Wednesday, June 20, 2012

Ideário de Coimbra - alguns trechos mais do cap.º 19, na tal sexta-feira, 18 de Junho de 2010


A claridade das primícias da tarde embaciou-se seu tanto. Parece que o vento refrigerou de alguma cinza o ouro largo de há poucas horas. Não vos digo que seja desagradável, porque o não é de facto. É um pouco como se também o período vespertino seja susceptível de melancolia. Sei muito bem – que é impessoal a Natura, mas o vício da Literatura a estas humanações, aliás risíveis, irrisórias aliás, conduz.

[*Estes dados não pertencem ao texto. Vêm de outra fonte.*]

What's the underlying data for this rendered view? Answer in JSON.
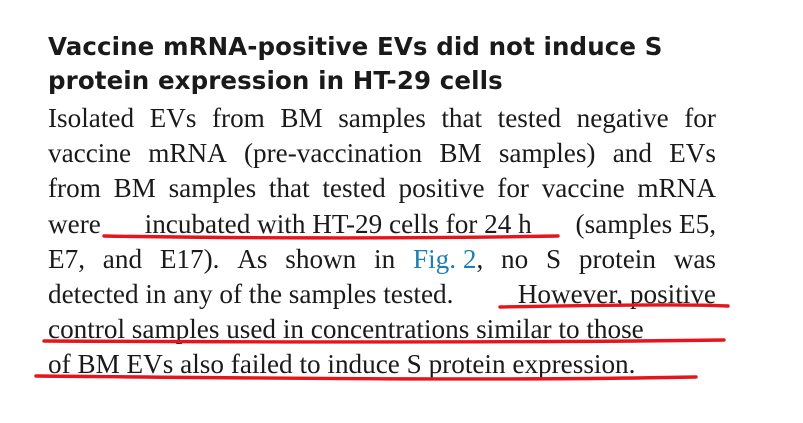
{
  "heading": {
    "line1": "Vaccine mRNA-positive EVs did not induce S",
    "line2": "protein expression in HT-29 cells"
  },
  "body": {
    "line1": [
      "Isolated",
      "EVs",
      "from",
      "BM",
      "samples",
      "that",
      "tested",
      "negative",
      "for"
    ],
    "line2": [
      "vaccine",
      "mRNA",
      "(pre-vaccination",
      "BM",
      "samples)",
      "and",
      "EVs"
    ],
    "line3": [
      "from",
      "BM",
      "samples",
      "that",
      "tested",
      "positive",
      "for",
      "vaccine",
      "mRNA"
    ],
    "line4_a": "were",
    "line4_b": "incubated with HT-29 cells for 24 h",
    "line4_c": "(samples E5,",
    "line5_a": [
      "E7,",
      "and",
      "E17).",
      "As",
      "shown",
      "in"
    ],
    "line5_link": "Fig. 2",
    "line5_b": [
      ",",
      "no",
      "S",
      "protein",
      "was"
    ],
    "line6_a": "detected in any of the samples tested.",
    "line6_b": "However, positive",
    "line7": "control samples used in concentrations similar to those",
    "line8": "of BM EVs also failed to induce S protein expression."
  },
  "annotation": {
    "color": "#e8141c"
  }
}
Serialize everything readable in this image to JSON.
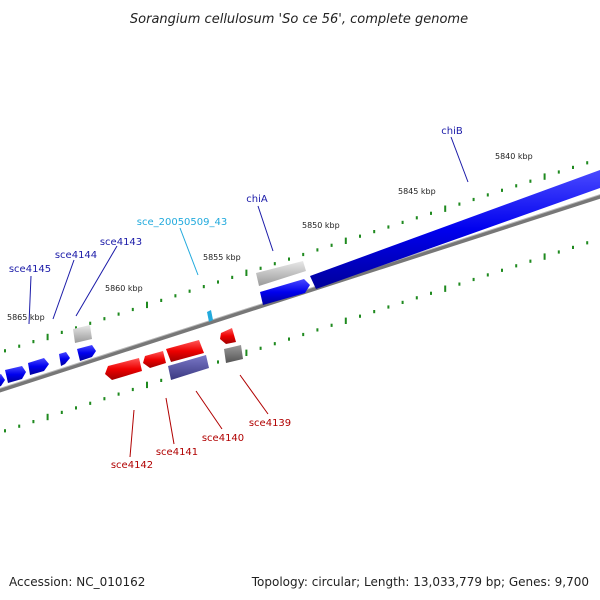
{
  "title": "Sorangium cellulosum 'So ce 56', complete genome",
  "footer": {
    "accession": "Accession: NC_010162",
    "summary": "Topology: circular; Length: 13,033,779 bp; Genes: 9,700"
  },
  "colors": {
    "forward_gene": "#0000ee",
    "reverse_gene": "#ee0000",
    "leader_forward": "#1a1aa8",
    "leader_reverse": "#b00000",
    "leader_rna": "#22aadd",
    "tick_minor": "#1f8a1f",
    "backbone": "#888888"
  },
  "kbp_labels": [
    "5840 kbp",
    "5845 kbp",
    "5850 kbp",
    "5855 kbp",
    "5860 kbp",
    "5865 kbp"
  ],
  "forward_gene_labels": [
    "chiB",
    "chiA",
    "sce_20050509_43",
    "sce4143",
    "sce4144",
    "sce4145"
  ],
  "reverse_gene_labels": [
    "sce4139",
    "sce4140",
    "sce4141",
    "sce4142"
  ]
}
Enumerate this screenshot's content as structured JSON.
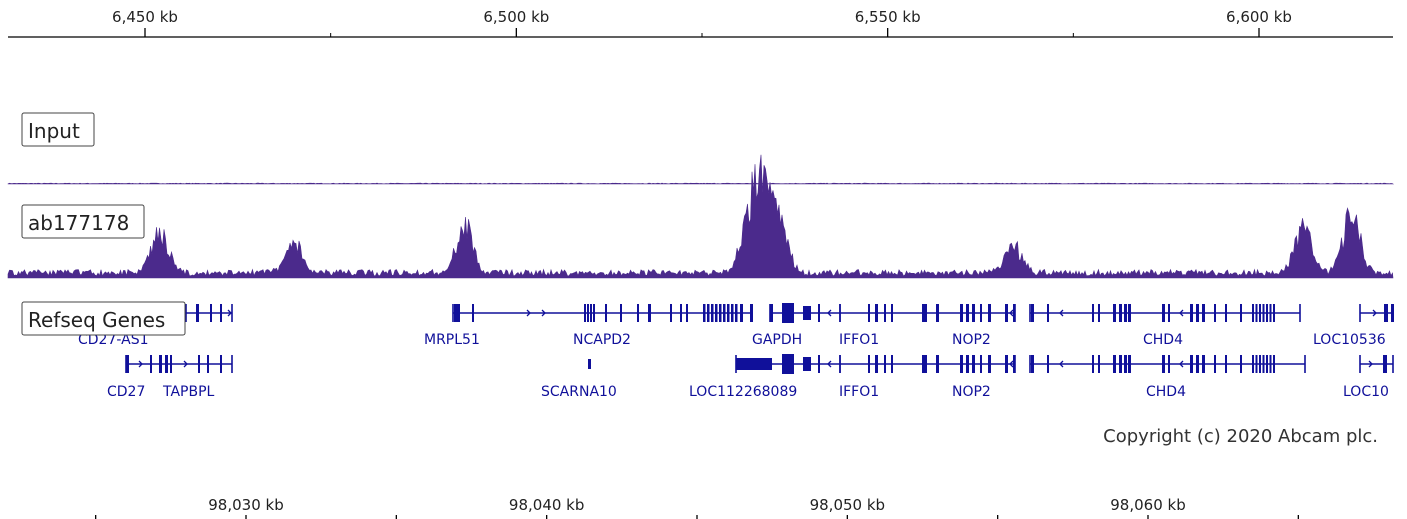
{
  "chart_data": [
    {
      "type": "genome-browser",
      "ruler": {
        "unit": "kb",
        "ticks": [
          {
            "value": 6450,
            "label": "6,450 kb"
          },
          {
            "value": 6500,
            "label": "6,500 kb"
          },
          {
            "value": 6550,
            "label": "6,550 kb"
          },
          {
            "value": 6600,
            "label": "6,600 kb"
          }
        ],
        "minor_ticks": [
          6475,
          6525,
          6575
        ]
      },
      "tracks": [
        {
          "name": "Input",
          "type": "area",
          "color": "#4b2a8c",
          "peaks": [],
          "baseline": 0.06
        },
        {
          "name": "ab177178",
          "type": "area",
          "color": "#4b2a8c",
          "baseline": 0.08,
          "peaks": [
            {
              "x": 6452,
              "height": 0.55
            },
            {
              "x": 6470,
              "height": 0.38
            },
            {
              "x": 6493,
              "height": 0.62
            },
            {
              "x": 6531.5,
              "height": 0.82
            },
            {
              "x": 6533.5,
              "height": 1.0
            },
            {
              "x": 6535.5,
              "height": 0.58
            },
            {
              "x": 6567,
              "height": 0.33
            },
            {
              "x": 6606,
              "height": 0.6
            },
            {
              "x": 6612.5,
              "height": 0.78
            }
          ]
        }
      ]
    },
    {
      "type": "genome-axis",
      "unit": "kb",
      "ticks": [
        {
          "value": 98030,
          "label": "98,030 kb"
        },
        {
          "value": 98040,
          "label": "98,040 kb"
        },
        {
          "value": 98050,
          "label": "98,050 kb"
        },
        {
          "value": 98060,
          "label": "98,060 kb"
        }
      ]
    }
  ],
  "genes_track": {
    "name": "Refseq Genes",
    "color": "#10109a",
    "row1_labels": [
      "CD27-AS1",
      "MRPL51",
      "NCAPD2",
      "GAPDH",
      "IFFO1",
      "NOP2",
      "CHD4",
      "LOC10536"
    ],
    "row2_labels": [
      "CD27",
      "TAPBPL",
      "SCARNA10",
      "LOC112268089",
      "IFFO1",
      "NOP2",
      "CHD4",
      "LOC10"
    ]
  },
  "copyright": "Copyright (c) 2020 Abcam plc."
}
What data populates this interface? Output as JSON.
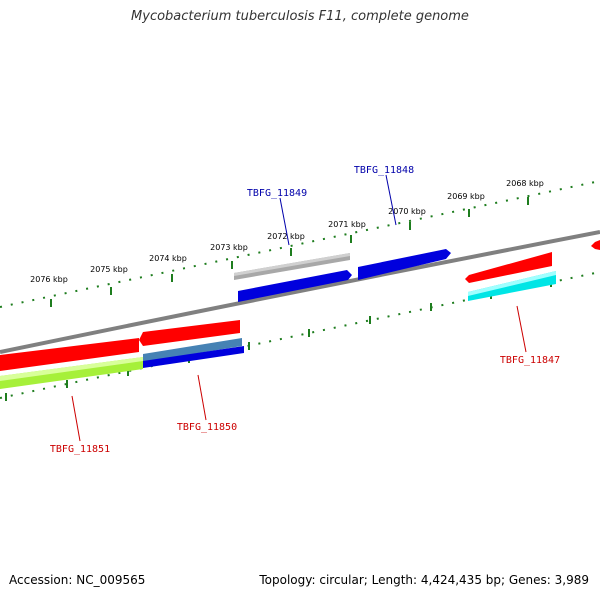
{
  "title": "Mycobacterium tuberculosis F11, complete genome",
  "footer": {
    "accession": "Accession: NC_009565",
    "summary": "Topology: circular; Length: 4,424,435 bp; Genes: 3,989"
  },
  "colors": {
    "backbone": "#808080",
    "ticks": "#1e7d1e",
    "label_forward": "#0000aa",
    "label_reverse": "#cc0000"
  },
  "scale": {
    "unit": "kbp",
    "labels": [
      "2068 kbp",
      "2069 kbp",
      "2070 kbp",
      "2071 kbp",
      "2072 kbp",
      "2073 kbp",
      "2074 kbp",
      "2075 kbp",
      "2076 kbp"
    ]
  },
  "genes": [
    {
      "label": "TBFG_11847",
      "strand": "reverse"
    },
    {
      "label": "TBFG_11848",
      "strand": "forward"
    },
    {
      "label": "TBFG_11849",
      "strand": "forward"
    },
    {
      "label": "TBFG_11850",
      "strand": "reverse"
    },
    {
      "label": "TBFG_11851",
      "strand": "reverse"
    }
  ]
}
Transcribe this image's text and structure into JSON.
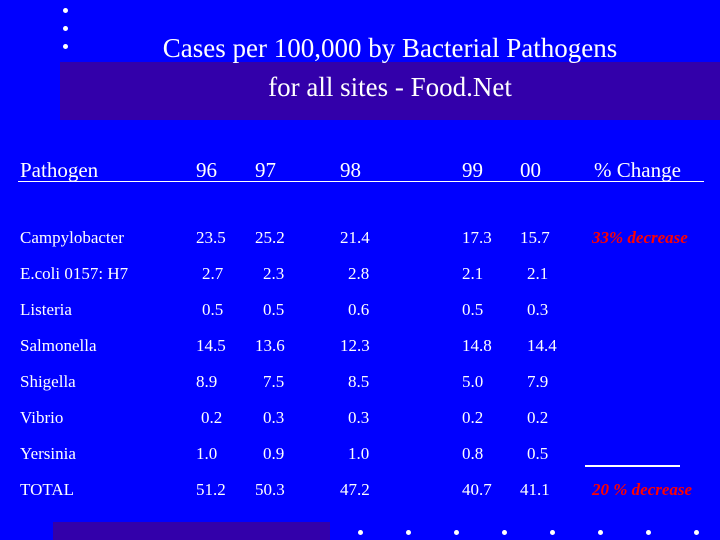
{
  "title": {
    "line1": "Cases per 100,000 by Bacterial Pathogens",
    "line2": "for all sites - Food.Net"
  },
  "table": {
    "headers": [
      "Pathogen",
      "96",
      "97",
      "98",
      "99",
      "00",
      "% Change"
    ],
    "rows": [
      {
        "pathogen": "Campylobacter",
        "values": [
          "23.5",
          "25.2",
          "21.4",
          "17.3",
          "15.7"
        ],
        "change": "33% decrease"
      },
      {
        "pathogen": "E.coli 0157: H7",
        "values": [
          "2.7",
          "2.3",
          "2.8",
          "2.1",
          "2.1"
        ],
        "change": ""
      },
      {
        "pathogen": "Listeria",
        "values": [
          "0.5",
          "0.5",
          "0.6",
          "0.5",
          "0.3"
        ],
        "change": ""
      },
      {
        "pathogen": "Salmonella",
        "values": [
          "14.5",
          "13.6",
          "12.3",
          "14.8",
          "14.4"
        ],
        "change": ""
      },
      {
        "pathogen": "Shigella",
        "values": [
          "8.9",
          "7.5",
          "8.5",
          "5.0",
          "7.9"
        ],
        "change": ""
      },
      {
        "pathogen": "Vibrio",
        "values": [
          "0.2",
          "0.3",
          "0.3",
          "0.2",
          "0.2"
        ],
        "change": ""
      },
      {
        "pathogen": "Yersinia",
        "values": [
          "1.0",
          "0.9",
          "1.0",
          "0.8",
          "0.5"
        ],
        "change": ""
      },
      {
        "pathogen": "TOTAL",
        "values": [
          "51.2",
          "50.3",
          "47.2",
          "40.7",
          "41.1"
        ],
        "change": "20 % decrease"
      }
    ]
  },
  "colors": {
    "background": "#0000ff",
    "accent_bar": "#3300aa",
    "change_text": "#ff0000",
    "text": "#ffffff"
  }
}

Uma laranja fendida que a ganga torna azul: o cu daquela moça ao balcão do casal senhor Manuel / senhora Adelaide. Empinada fruta mamária, parente dos limões mamários: breves e rijos, decerto capazes de sua citrina seiva pré-maternal. Vinte e cinco, vinte e seis anos – não pode ter mais. Rosto e destino de empregada do comércio, 9.º ano mal amanhado, namoro com o mesmo mecânico-auto há sete anos. Mas formoso assento cuja fofura não é pasto estriado, não ainda, da celulite.

(...)

Coimbr’andando, sem grande ciência de fauna, flora, arquitectura, ornitologia: por aqui me eis e tendes. Levo-me embrulhado em um corpo comuníssimo, um metro e setenta e seis centímetros de água, bactérias, carbono, cálcio e olhos. Menos um quilo do que os centímetros excedentes do metro. Sapatilhas baratas, bombazina nas jambas, camiseta algodoada como uma nuvem pronta-a-vestir. Cabelo decepado curto, nariz grande, boca assimétrica, orelhas não ofensivas. Algum acne, ainda. Barba pouco forte. Aparato de cão batido, corredor-por-fora, senhor de meia-dúzia de ossos mal roídos.